Излишнее проявление чувств неуместно ни при каких обстоятельствах».
Там было написано, что все его оставшиеся в живых дети могут взять себе «в память об отце» по одной вещи стоимостью до пяти тысяч крон.
Все остальное следует распродать тем, кто назначит бо́льшую цену, желательно на аукционе.

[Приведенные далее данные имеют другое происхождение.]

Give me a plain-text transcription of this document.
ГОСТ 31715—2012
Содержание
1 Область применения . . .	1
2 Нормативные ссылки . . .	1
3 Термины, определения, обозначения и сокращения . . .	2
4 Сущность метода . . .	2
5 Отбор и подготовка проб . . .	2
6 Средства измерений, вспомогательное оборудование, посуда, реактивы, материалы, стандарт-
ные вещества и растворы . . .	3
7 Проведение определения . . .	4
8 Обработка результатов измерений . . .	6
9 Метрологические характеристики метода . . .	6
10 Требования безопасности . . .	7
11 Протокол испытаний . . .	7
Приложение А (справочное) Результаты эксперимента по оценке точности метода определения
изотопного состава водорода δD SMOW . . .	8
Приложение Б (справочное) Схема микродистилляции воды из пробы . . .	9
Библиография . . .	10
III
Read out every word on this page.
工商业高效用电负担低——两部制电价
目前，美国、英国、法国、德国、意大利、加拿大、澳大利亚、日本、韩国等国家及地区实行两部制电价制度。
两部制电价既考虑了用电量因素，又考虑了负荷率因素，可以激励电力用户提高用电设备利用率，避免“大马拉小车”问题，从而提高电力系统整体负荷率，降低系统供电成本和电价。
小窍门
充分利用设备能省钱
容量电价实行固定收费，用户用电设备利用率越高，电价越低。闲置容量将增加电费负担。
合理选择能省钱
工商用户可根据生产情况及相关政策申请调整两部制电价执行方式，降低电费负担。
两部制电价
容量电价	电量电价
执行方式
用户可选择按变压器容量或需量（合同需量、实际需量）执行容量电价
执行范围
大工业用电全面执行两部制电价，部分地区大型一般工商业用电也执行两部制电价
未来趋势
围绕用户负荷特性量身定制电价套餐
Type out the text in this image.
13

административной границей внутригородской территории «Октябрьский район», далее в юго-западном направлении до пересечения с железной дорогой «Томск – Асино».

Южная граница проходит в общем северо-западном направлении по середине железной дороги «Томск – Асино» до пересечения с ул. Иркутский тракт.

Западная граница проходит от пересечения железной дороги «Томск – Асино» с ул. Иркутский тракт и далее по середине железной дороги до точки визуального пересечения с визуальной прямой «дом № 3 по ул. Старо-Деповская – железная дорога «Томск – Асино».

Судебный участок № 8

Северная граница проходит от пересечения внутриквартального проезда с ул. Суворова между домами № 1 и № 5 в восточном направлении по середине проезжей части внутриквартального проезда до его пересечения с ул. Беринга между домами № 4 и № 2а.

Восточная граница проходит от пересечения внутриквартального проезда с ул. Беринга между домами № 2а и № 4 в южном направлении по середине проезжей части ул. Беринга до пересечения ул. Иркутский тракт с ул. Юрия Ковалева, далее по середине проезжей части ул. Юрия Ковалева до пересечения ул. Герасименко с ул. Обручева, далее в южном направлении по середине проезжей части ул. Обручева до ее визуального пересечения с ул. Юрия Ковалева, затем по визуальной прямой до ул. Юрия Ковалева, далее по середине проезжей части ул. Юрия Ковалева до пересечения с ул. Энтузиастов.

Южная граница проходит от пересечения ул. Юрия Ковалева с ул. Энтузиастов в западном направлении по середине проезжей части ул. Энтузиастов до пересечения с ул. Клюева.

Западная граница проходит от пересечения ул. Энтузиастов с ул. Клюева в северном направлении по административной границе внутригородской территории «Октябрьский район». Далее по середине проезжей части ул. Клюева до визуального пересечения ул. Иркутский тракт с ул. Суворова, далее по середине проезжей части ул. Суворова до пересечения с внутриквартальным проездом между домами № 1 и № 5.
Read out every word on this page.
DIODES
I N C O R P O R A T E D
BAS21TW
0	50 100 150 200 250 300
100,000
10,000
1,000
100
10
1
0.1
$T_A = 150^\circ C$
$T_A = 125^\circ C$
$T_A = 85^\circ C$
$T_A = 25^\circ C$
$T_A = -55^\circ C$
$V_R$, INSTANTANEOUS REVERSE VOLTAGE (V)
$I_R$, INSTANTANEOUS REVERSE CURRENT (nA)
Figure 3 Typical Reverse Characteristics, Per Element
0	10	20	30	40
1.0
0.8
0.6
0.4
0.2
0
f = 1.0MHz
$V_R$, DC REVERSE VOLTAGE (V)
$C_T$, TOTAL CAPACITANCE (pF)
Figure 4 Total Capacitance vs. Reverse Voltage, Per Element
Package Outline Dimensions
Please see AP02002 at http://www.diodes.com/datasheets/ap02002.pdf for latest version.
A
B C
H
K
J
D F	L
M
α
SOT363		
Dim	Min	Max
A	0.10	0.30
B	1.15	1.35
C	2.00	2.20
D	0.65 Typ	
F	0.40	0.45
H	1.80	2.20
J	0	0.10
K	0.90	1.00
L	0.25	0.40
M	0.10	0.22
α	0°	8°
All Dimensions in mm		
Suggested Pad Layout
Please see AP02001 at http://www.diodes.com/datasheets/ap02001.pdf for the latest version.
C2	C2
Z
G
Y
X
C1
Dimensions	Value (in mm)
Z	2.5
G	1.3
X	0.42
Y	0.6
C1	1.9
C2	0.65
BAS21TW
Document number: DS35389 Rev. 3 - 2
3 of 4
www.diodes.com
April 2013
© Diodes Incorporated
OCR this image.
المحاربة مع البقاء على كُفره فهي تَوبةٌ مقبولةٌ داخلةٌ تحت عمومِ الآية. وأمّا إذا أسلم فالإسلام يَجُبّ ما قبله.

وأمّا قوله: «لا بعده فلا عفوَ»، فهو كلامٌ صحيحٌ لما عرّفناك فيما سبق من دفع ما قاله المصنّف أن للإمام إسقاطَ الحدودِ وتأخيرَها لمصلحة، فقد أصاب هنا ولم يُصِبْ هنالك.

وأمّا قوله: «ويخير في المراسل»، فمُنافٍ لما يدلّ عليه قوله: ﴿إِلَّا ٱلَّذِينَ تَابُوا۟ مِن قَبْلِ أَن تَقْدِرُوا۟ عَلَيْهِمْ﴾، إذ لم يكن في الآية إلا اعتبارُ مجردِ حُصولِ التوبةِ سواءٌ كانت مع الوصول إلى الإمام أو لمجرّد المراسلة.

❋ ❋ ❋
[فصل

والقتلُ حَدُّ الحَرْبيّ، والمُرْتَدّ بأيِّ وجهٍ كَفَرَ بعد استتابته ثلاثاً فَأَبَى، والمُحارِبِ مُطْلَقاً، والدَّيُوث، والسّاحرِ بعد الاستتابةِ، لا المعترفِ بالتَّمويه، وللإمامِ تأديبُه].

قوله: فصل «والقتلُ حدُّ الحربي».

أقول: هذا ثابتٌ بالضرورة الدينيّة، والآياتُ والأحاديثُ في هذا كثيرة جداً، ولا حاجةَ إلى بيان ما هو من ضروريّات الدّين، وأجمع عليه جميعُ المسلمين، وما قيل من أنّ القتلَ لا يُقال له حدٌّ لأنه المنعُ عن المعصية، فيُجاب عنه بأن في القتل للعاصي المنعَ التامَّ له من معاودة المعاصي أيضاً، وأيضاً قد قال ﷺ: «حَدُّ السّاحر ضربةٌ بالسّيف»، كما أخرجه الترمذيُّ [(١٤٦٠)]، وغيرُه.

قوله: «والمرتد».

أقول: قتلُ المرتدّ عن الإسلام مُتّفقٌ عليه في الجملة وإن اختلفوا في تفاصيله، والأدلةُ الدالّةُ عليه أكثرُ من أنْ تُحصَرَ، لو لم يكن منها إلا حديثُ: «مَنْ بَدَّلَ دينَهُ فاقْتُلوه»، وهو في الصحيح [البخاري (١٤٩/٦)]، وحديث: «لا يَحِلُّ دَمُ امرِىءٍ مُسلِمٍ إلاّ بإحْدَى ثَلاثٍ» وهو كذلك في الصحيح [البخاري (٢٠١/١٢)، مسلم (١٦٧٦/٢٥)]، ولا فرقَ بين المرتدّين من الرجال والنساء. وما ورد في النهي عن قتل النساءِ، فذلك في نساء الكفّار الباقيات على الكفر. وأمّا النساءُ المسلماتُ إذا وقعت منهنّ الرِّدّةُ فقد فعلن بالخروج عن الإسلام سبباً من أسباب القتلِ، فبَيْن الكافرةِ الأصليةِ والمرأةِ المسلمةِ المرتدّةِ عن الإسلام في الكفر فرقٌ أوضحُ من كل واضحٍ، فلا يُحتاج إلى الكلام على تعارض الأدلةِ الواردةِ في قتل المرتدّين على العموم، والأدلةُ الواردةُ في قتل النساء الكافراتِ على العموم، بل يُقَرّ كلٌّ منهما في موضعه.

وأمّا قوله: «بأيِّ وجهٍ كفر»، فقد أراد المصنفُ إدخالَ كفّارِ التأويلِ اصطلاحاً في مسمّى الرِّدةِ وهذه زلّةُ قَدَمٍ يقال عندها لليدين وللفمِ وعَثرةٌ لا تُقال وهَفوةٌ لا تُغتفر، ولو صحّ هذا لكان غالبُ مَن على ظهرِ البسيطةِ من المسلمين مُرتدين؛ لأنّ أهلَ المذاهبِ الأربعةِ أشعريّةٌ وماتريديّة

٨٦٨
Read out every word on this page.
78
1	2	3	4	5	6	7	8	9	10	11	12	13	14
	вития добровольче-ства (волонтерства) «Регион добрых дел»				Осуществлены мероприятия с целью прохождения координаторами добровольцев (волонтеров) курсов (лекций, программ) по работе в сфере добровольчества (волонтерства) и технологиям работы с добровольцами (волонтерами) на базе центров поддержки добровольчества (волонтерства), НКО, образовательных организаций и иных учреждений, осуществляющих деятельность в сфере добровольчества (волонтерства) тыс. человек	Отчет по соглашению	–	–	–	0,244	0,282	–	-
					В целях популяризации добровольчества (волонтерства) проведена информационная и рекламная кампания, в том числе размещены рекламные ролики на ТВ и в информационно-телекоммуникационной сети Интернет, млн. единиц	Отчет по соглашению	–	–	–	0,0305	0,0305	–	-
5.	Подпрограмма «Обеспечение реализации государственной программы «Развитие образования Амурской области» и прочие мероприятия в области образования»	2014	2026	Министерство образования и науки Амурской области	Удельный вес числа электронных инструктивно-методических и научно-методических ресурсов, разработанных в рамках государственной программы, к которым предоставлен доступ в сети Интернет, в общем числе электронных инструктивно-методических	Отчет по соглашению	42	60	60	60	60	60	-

Я представляла себе поток вывозимых с Хаммарса вещей, которые отправлялись на аукцион в Стокгольме: стулья, столы, оранжевый диван, зеленые кресла, кровать, тумбочки, письменный стол, картины. Мне казалось, будто вещи плывут одна за другой по реке.
«В память об отце».
Я выбрала портрет танцовщицы и хореографа Пины Бауш – вставленный в рамку плакат с автографом, напечатанный по случаю спектакля «Кафе Мюллер». Когда я после смерти Ингрид поехала в Хаммарс, чтобы не бросать отца в одиночестве, смотреть кино в нашем обычном кинозале он был не в силах. Спустя несколько дней ему захотелось посмотреть по большому телевизору оперу или балет. В видеотеке было навалом кассет с танцами и оперой, и мы несколько дней смотрели Пину Бауш. «Кафе Мюллер» – это сон и ночь, забытье и воспоминания. Родители Пины Бауш содержали маленькое кафе в Вуппертале – его она и воссоздала на сцене. Столы, стулья, лунатики. Кто-то сдвигает в сторону стулья, чтобы лунатики не споткнулись. Пина Бауш высокая, тонкая и прозрачная, словно вода. Каждый раз, спускаясь дома, в Осло, по лестнице, я смотрю на ее фотографию. Одетая в белую свободную и почти прозрачную ночную рубашку, Пина Бауш стоит за дверью или стеной, а глаза у нее закрыты. Она худая, хрупкая и сильная, не старая и не молодая, рубашка такая свободная, что почти обнажает левую грудь. Каждый раз, проходя мимо, я думаю, что дотронься я до нее, и ночная рубашка разорвется.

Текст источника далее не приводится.